Cohen N D, Wallis D E, Neibergs H L, McElroy A P, McGruder E D, DeLoach J R, Corrier D E, Hargis B M
Department of Large Animal Medicine and Surgery, College of Veterinary Medicine, Texas A&M University, College Station 77843.
Poult Sci. 1994 Aug;73(8):1276-81. doi: 10.3382/ps.0731276.

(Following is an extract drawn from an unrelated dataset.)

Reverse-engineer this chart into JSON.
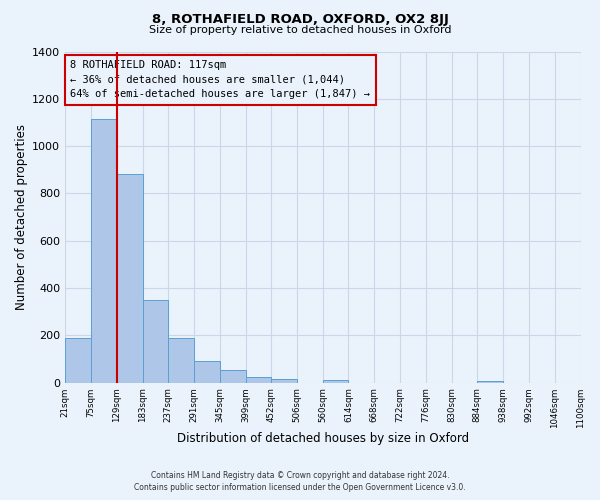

Drag-swab samples were collected from 18 poultry houses at 9 broiler farms. Fifty drag-swab samples were tested for Salmonella by microbiologic culture using selective enrichment and the polymerase chain reaction (PCR) with oligonucleotide primers specific for all members of the genus Salmonella. Drag-swab samples were tested for Salmonella using PCR before and after enrichment. Only one sample was positive by PCR prior to enrichment. Forty-seven of the drag-swabs samples tested after enrichment were positive for Salmonella using PCR, and 29 were positive by microbiologic culture. All but one of the culture-positive samples were positive by PCR; this discordant sample was classified as indeterminate by PCR. Salmonella was identified in houses from all nine farms by PCR and eight of nine farms by microbiologic culture. Salmonella was found in all 18 houses by PCR and in 15 of 18 houses by microbiologic culture. In this study, PCR was significantly (P < .001) more sensitive than culture for environmental monitoring of Salmonella using drag-swabs.
从9个肉鸡场的18个禽舍采集拖拭样本。使用选择性增菌和针对沙门氏菌属所有成员的寡核苷酸引物进行聚合酶链反应(PCR),对50个拖拭样本进行沙门氏菌微生物培养检测。在增菌前后使用PCR对拖拭样本进行沙门氏菌检测。增菌前只有1个样本通过PCR呈阳性。增菌后检测的47个拖拭样本通过PCR检测出沙门氏菌呈阳性,29个通过微生物培养呈阳性。除1个样本外,所有培养阳性样本通过PCR均呈阳性;这个不一致的样本通过PCR被分类为不确定。通过PCR在所有9个农场的禽舍中均检测到沙门氏菌,通过微生物培养在9个农场中的8个检测到。通过PCR在所有18个禽舍中均发现沙门氏菌,通过微生物培养在18个禽舍中的15个发现。在本研究中,使用拖拭样本对沙门氏菌进行环境监测时,PCR的敏感性显著高于培养(P < .001)。